Bankable narrative took a back seat to mean-spirited set pieces from the offset and, less than five minutes in, he’d already set out his stool. I’m fairly assured that, should any of these scenes appear restrained by today’s standards, then it is entirely due to budgetary constraints as Lewis wanted his audience to share in every grisly detail conceivable. Outside of the numerous dismemberment and disembowelment, it was the way in which Ramses thumbed his quarry’s intestines enthusiastically which made the greatest impact. At no point were we supposed to be taking it seriously. Shockingly bad editing, duff audio, and Gorgonzola performances put paid to any Oscar nods. However, the very fact that he had the audacity to go where no other film-maker dared, made for an unforgettable view nonetheless.
Which brings me to judgement. I have pondered long and hard about finding a score fitting for such a wonderful piece of trash exploitation cinema. This is where I request reading between the lines. In no way, shape or form is Blood Feast anything other than a bad movie. However, Lewis was a rebel with a cause, that being to shun plot in favor of offering graphic imagery to a vulnerable audience, and his subversive assault on the senses was truly ahead of the game. For its place in time and regardless of the fact that it sucked on almost every level imaginable, I cannot bite one of the hands that fed me most generously during my filmic development. Add another notch to the overall score if you think that blood and popcorn are like peas and carrots and have a pair of dense rose-tinted bifocals on hand, and subtract three if you don’t fit this criteria. As for Keeper… I’m with stupid.

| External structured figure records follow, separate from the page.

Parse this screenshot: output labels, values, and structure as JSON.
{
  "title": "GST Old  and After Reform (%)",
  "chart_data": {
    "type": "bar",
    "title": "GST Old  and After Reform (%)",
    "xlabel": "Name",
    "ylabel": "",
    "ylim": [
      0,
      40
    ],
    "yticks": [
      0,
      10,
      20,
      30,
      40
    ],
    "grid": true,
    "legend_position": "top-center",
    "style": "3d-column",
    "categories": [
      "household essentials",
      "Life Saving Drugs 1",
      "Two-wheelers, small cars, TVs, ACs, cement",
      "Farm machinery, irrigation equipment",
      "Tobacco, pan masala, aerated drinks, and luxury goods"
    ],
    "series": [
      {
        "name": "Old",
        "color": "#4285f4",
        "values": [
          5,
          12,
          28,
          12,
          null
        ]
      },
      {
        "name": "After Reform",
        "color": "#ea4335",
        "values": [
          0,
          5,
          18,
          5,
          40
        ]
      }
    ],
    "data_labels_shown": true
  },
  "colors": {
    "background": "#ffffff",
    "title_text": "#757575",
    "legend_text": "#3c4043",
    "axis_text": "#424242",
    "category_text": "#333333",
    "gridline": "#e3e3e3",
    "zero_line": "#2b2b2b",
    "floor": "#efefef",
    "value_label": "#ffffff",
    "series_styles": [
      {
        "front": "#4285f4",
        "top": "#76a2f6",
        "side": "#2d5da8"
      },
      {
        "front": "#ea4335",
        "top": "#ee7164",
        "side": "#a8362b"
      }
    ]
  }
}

Crimson Quill’s Judgement: 6/10
Grue Factor: 4/5
For the Grue-Guzzlers & Pelt-Nuzzlers: The splatter on this particular platter was crude, painted garish red, and is now rather long in the tooth. Having said that, it did exactly what it stated on the barf bag. Beautiful women in varying states of undress were hacked limb from luscious limb, scalped, had their lickers removed (using a bona fide sheep’s tongue no less), eyes popped out teasingly, and breasts ogled at from behind those tufted brow mammals. No other motion picture Stateside could have dreamed to push the boundaries this far, both nudity and gore were considered massively taboo, which made his efforts here all the more staggering. For those reasons, the mantle The Godfather of Gore is pretty much justified. If nothing else he’s the lecherous great-uncle.